Beaumont, meanwhile, had been showing some ticker at the top in the World Twenty20, not least in clearing the ropes in four of her five innings. As Pakistan arrived for the summer series, she suddenly appeared to be holding the senior opener’s slot reluctantly vacated by Edwards.

Was she aware of the pressure going into the series? “Oh yeah, we knew how built-up this series had been in the press. This was really the first time that it wasn’t just the cricket that was being talked about. It was probably the first ‘scandal’ in women’s cricket, you could say – it got the most publicity I’ve ever seen and obviously we were aware of this. But we remained really grounded as a group and didn’t let that in, as nothing matters apart from what our teammates, coaches, and captain thinks, and anything that comes external from that, you choose to read it, acknowledge it and use it to help motivate you. We mainly wanted the points for the ICC Championship, not to prove a point.”

Points were proven nonetheless. At Taunton on June 27, 2016, Tammy Beaumont became the first English woman to hit back-to-back ODI centuries. Her 168* was the third-highest score in women’s ODI history; one more maximum, and she would have leapfrogged Edwards to claim the best for any Englishwoman.

A week later she clattered a 53-ball 82 in the first T20I. “That was the one I enjoyed the most,” she says. “I felt like I middled everything from ball one and could take on every ball. But I think the one I’m most proud of was my 168, as I was on about nine off 10 overs, and I showed how I’ve come on as a player that I didn’t let the scoreboard pressure get to me, kept going, and did the job for the team.”

She’s suddenly the biggest star in English women’s cricket. “I don’t know about that! I’ve come out of nowhere really, but it’s nice to play to the potential I feel like I’ve had for a number of years and to finally contribute to an England team and show the world what I can do.”

Does she feel a responsibility to take it on now? To be the poster girl for this new era of women’s cricket? “Yeah, maybe. Even by the end of the series, because I’d got three scores in a row there was the expectation that I was going to keep scoring the runs. And keep hogging it, as some of the girls were saying! Yeah, but it’s a nice pressure, as we have this new era now and it is great to be a key part of it. Although a few months ago, I still had to work my socks off to keep my place in the team. It’s crazy how it works out.”

***

This summer, when she’s not tied up with Kent, Surrey Stars in the inaugural Kia Super League and all that England stuff, she’s turning out for Hinckley Town in the Leicester & Rutland Premier League. For Beaumont, men’s cricket is no culture shock. “I went to a grammar school. Obviously we didn’t have a girls’ cricket team, as no one did, so I turned up to boys’ cricket trials, and up to my second year the PE coach wasn’t too keen on picking me, but he left and by the third year I was captain. The thing with most of the girls in the England team at the moment is that we couldn’t just be as good as the boys; we had to be better, and stand out for the good things.”

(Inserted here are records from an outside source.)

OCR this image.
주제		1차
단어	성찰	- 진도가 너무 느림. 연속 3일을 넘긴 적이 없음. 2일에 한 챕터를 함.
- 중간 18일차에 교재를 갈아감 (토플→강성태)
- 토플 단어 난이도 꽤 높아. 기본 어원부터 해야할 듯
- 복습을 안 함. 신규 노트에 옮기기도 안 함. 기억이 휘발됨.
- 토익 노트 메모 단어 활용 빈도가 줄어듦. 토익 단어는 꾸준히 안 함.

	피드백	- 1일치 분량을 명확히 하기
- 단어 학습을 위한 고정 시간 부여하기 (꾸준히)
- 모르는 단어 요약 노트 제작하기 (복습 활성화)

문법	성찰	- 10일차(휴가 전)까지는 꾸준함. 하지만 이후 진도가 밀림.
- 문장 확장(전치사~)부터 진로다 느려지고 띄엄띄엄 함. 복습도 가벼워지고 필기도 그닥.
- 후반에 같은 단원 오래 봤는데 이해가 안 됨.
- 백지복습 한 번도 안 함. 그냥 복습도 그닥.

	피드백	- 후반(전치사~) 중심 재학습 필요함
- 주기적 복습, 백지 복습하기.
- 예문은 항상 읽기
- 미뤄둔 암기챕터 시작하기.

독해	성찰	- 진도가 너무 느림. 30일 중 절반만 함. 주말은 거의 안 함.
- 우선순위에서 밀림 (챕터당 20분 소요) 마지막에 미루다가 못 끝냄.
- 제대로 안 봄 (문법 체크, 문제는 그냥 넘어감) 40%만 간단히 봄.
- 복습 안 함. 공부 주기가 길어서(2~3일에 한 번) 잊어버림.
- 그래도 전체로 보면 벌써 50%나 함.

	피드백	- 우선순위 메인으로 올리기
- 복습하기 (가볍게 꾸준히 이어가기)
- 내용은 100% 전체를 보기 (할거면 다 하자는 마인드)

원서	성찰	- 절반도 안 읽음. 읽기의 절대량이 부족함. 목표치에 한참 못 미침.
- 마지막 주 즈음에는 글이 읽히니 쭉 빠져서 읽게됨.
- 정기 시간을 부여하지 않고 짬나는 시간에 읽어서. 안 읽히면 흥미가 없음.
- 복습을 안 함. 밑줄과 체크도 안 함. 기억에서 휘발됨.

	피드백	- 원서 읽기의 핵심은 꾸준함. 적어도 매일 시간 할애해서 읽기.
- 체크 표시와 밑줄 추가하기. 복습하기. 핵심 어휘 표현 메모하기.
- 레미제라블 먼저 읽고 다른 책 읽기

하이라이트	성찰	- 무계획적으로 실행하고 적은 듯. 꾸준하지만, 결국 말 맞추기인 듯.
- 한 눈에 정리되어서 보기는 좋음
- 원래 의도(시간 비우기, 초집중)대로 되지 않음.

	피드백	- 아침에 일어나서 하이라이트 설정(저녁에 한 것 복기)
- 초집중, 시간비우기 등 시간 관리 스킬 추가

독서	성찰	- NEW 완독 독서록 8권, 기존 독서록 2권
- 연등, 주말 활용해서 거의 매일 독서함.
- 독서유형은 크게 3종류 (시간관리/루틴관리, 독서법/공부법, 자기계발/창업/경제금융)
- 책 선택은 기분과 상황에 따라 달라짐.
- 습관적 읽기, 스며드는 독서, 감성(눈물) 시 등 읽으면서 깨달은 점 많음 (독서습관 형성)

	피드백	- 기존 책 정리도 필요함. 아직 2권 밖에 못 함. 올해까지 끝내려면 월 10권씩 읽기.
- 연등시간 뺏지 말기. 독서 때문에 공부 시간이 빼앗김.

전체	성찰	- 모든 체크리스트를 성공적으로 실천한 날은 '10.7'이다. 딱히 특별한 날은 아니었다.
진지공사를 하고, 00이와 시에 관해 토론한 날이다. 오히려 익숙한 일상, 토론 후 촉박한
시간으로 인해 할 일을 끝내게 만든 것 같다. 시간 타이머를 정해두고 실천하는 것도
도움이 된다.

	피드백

Hinckley Town is simply more of the same. “Yeah, you get a few remarks that are closer to the mark,” she says, smiling. “I’ve heard a few funny comments, but it’s really fun. I’ve forgotten to cover up my England badge a couple of times and some have tried to hit it – one successfully! – but it’s rewarding playing it. They want to get me out more. There is a bit more bounce in men’s cricket but you learn quickly how to play it – my ego’s probably got to me, wanting to show them that women can play bouncers just as good as men. And after that I think you earn quite a lot of respect from the players.”

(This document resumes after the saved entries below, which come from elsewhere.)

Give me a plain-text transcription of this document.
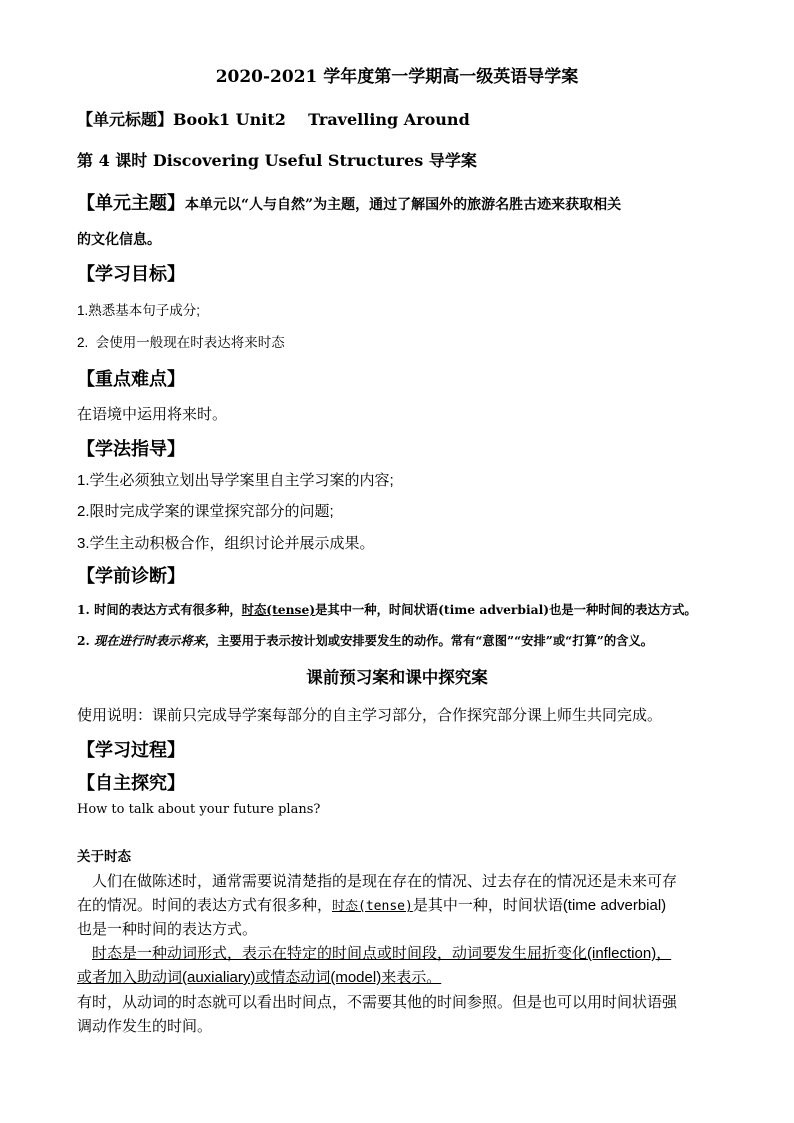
2020-2021 学年度第一学期高一级英语导学案
【单元标题】Book1 Unit2    Travelling Around
第 4 课时 Discovering Useful Structures 导学案
【单元主题】本单元以“人与自然”为主题，通过了解国外的旅游名胜古迹来获取相关
的文化信息。
【学习目标】
1.熟悉基本句子成分;
2.  会使用一般现在时表达将来时态
【重点难点】
在语境中运用将来时。
【学法指导】
1.学生必须独立划出导学案里自主学习案的内容;
2.限时完成学案的课堂探究部分的问题;
3.学生主动积极合作，组织讨论并展示成果。
【学前诊断】
1. 时间的表达方式有很多种，时态(tense)是其中一种，时间状语(time adverbial)也是一种时间的表达方式。
2. 现在进行时表示将来，主要用于表示按计划或安排要发生的动作。常有“意图”“安排”或“打算”的含义。
课前预习案和课中探究案
使用说明：课前只完成导学案每部分的自主学习部分，合作探究部分课上师生共同完成。
【学习过程】
【自主探究】
How to talk about your future plans?
关于时态
人们在做陈述时，通常需要说清楚指的是现在存在的情况、过去存在的情况还是未来可存
在的情况。时间的表达方式有很多种，时态(tense)是其中一种，时间状语(time adverbial)
也是一种时间的表达方式。
时态是一种动词形式，表示在特定的时间点或时间段，动词要发生屈折变化(inflection)，
或者加入助动词(auxialiary)或情态动词(model)来表示。
有时，从动词的时态就可以看出时间点，不需要其他的时间参照。但是也可以用时间状语强
调动作发生的时间。
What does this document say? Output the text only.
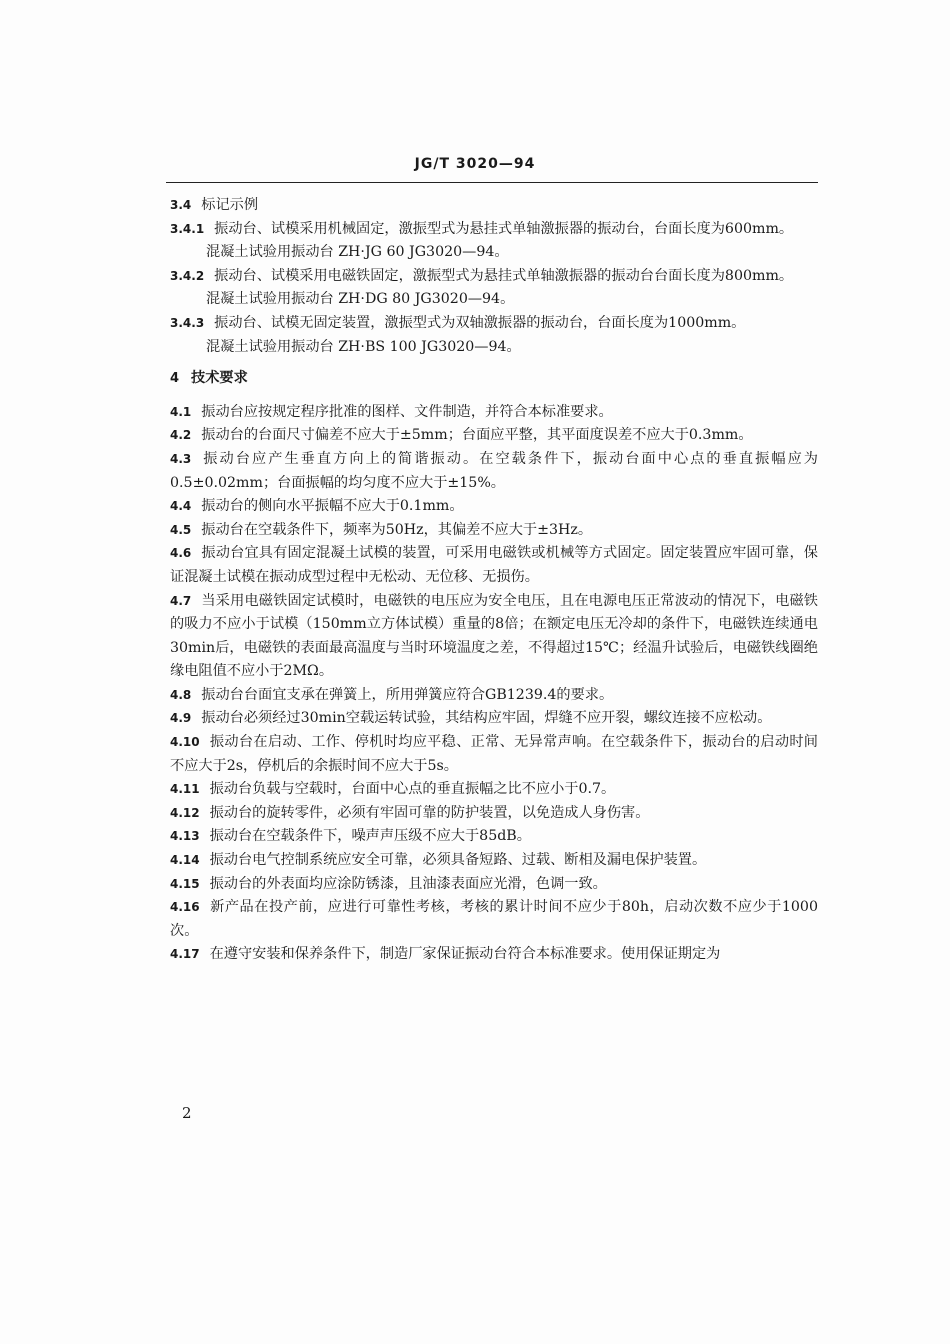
JG/T 3020—94

3.4 标记示例

3.4.1 振动台、试模采用机械固定，激振型式为悬挂式单轴激振器的振动台，台面长度为600mm。

混凝土试验用振动台 ZH·JG 60 JG3020—94。

3.4.2 振动台、试模采用电磁铁固定，激振型式为悬挂式单轴激振器的振动台台面长度为800mm。

混凝土试验用振动台 ZH·DG 80 JG3020—94。

3.4.3 振动台、试模无固定装置，激振型式为双轴激振器的振动台，台面长度为1000mm。

混凝土试验用振动台 ZH·BS 100 JG3020—94。

4 技术要求

4.1 振动台应按规定程序批准的图样、文件制造，并符合本标准要求。

4.2 振动台的台面尺寸偏差不应大于±5mm；台面应平整，其平面度误差不应大于0.3mm。

4.3 振动台应产生垂直方向上的简谐振动。在空载条件下，振动台面中心点的垂直振幅应为0.5±0.02mm；台面振幅的均匀度不应大于±15%。

4.4 振动台的侧向水平振幅不应大于0.1mm。

4.5 振动台在空载条件下，频率为50Hz，其偏差不应大于±3Hz。

4.6 振动台宜具有固定混凝土试模的装置，可采用电磁铁或机械等方式固定。固定装置应牢固可靠，保证混凝土试模在振动成型过程中无松动、无位移、无损伤。

4.7 当采用电磁铁固定试模时，电磁铁的电压应为安全电压，且在电源电压正常波动的情况下，电磁铁的吸力不应小于试模（150mm立方体试模）重量的8倍；在额定电压无冷却的条件下，电磁铁连续通电30min后，电磁铁的表面最高温度与当时环境温度之差，不得超过15℃；经温升试验后，电磁铁线圈绝缘电阻值不应小于2MΩ。

4.8 振动台台面宜支承在弹簧上，所用弹簧应符合GB1239.4的要求。

4.9 振动台必须经过30min空载运转试验，其结构应牢固，焊缝不应开裂，螺纹连接不应松动。

4.10 振动台在启动、工作、停机时均应平稳、正常、无异常声响。在空载条件下，振动台的启动时间不应大于2s，停机后的余振时间不应大于5s。

4.11 振动台负载与空载时，台面中心点的垂直振幅之比不应小于0.7。

4.12 振动台的旋转零件，必须有牢固可靠的防护装置，以免造成人身伤害。

4.13 振动台在空载条件下，噪声声压级不应大于85dB。

4.14 振动台电气控制系统应安全可靠，必须具备短路、过载、断相及漏电保护装置。

4.15 振动台的外表面均应涂防锈漆，且油漆表面应光滑，色调一致。

4.16 新产品在投产前，应进行可靠性考核，考核的累计时间不应少于80h，启动次数不应少于1000次。

4.17 在遵守安装和保养条件下，制造厂家保证振动台符合本标准要求。使用保证期定为

2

It helps when you can peel off an unbeaten 91, as she did recently. “Yeah, as we walked off for tea, some of the opposition were going [adopts caveman accent]: ‘We didn’t know women could bat like that…’”

Well, hold the back page fellas, because women can bat like that. She‘s 25 now. It’s been a tough few years full of strain and sacrifice but she’s hung in there, sustained by a love for the game, to emerge as England’s most purely watchable batting talent since Sarah Taylor. And now she’s got her eye in, it’s not immediately obvious what can stand in her way.